Cestaro composed the music for the film and also did the sound design. Though the music is an important emotional element, alternating segments of sound and silence reflect Cestaro’s anticipation of an audience of both hearing and deaf people. It’s often silent when people are signing. “I’ve always been intrigued by the use of silence in films,” he says. Subtitles help viewers who do not understand ASL follow the narrative.

Music was Cestaro’s way into film. Growing up in Eastham with four older brothers, he studied piano and violin. When his brothers left home, he picked up their instruments. While studying music production at Berklee College in Boston, he was asked to score a short student film and loved it. He realized that listening to music had always been a cinematic experience for him. “I see scenes and landscapes when I listen to music,” he says.

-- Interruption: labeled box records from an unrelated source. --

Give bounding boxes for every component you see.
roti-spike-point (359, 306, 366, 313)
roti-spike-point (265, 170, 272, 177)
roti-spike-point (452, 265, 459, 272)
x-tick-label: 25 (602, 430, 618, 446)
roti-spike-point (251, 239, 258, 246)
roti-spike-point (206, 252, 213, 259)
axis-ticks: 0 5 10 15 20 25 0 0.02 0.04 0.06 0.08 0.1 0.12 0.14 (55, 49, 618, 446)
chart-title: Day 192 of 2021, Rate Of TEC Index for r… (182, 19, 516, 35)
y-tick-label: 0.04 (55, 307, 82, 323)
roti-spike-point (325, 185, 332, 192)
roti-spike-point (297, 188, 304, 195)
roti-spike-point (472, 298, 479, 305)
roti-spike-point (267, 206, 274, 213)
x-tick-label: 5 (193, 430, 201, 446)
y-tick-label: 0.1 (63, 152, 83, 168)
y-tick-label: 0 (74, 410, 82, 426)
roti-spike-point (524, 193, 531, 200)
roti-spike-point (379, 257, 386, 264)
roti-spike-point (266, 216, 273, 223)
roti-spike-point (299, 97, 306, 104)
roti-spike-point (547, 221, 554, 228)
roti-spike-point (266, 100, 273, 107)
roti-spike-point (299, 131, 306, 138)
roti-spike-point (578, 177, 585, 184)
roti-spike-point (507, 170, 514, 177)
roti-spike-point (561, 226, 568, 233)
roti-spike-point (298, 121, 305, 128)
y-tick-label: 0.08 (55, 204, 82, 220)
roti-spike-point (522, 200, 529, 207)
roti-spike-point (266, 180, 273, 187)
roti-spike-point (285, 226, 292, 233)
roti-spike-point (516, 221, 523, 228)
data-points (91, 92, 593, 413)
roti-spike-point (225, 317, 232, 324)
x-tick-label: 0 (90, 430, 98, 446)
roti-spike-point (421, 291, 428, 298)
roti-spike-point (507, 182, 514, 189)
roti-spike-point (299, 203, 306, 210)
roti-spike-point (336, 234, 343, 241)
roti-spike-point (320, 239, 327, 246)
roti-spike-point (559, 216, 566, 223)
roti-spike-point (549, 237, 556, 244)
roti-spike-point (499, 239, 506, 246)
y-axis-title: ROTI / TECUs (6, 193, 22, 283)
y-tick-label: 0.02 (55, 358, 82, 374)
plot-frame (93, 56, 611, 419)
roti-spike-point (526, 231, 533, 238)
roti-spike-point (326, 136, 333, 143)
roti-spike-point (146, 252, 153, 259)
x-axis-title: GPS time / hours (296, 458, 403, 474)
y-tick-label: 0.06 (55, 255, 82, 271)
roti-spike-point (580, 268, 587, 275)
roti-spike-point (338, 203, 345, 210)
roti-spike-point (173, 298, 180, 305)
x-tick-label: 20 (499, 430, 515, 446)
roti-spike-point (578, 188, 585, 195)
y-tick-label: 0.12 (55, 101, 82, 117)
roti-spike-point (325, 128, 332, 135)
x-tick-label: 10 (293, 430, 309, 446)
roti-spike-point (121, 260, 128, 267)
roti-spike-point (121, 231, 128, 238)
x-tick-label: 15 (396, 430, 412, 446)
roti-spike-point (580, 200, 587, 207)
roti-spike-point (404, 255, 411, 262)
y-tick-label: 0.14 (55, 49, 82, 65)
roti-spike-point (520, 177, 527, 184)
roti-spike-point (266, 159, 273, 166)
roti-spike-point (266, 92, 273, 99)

After graduating, he made marketing videos. It didn’t provide the creative outlet he wanted, but it was training for his later filmmaking. In 2016, he returned to Eastham and made a short film — his first — about the ceramicist Steve Kemp. He followed that with two others, portraits of people of color living on the Cape.
In his films, he looks at “the extraordinary nature of the lives of normal people,” he says. And he’s especially interested in the lives of people in the community where he grew up. “I could tell stories about people on the Cape for the rest of my life. It’s my spiritual center. I understand the people and the landscape.” Cestaro is putting the finishing touches on Everything Moves, a full-length feature about Provincetown artist Salvatore del Deo.

The theme of an intimate community and its characters runs through Signs From the Mainland. The deaf community and Martha’s Vineyard both function as islands, one actual, the other metaphorical. Ferry trips to and from the island frame the film and underscore the dynamic of isolation. It can be a place of alienation but also of deep connection.
During the filming, Mansfield serendipitously met a deaf islander, Connie Steuerwald, at the Chilmark General Store. She becomes an important character in the film who talks about yearning. Steuerwald recalls her experience of growing up on the island and being teased for her deafness but then returning and finding an understanding community, even if it wasn’t the mythical utopia of the past. She says she knows about 25 other deaf islanders.
“I wish growing up here I knew this place was special, but I’m happy I left, because now I know I belong here,” she says. “People make it feel like home. The people make the love.”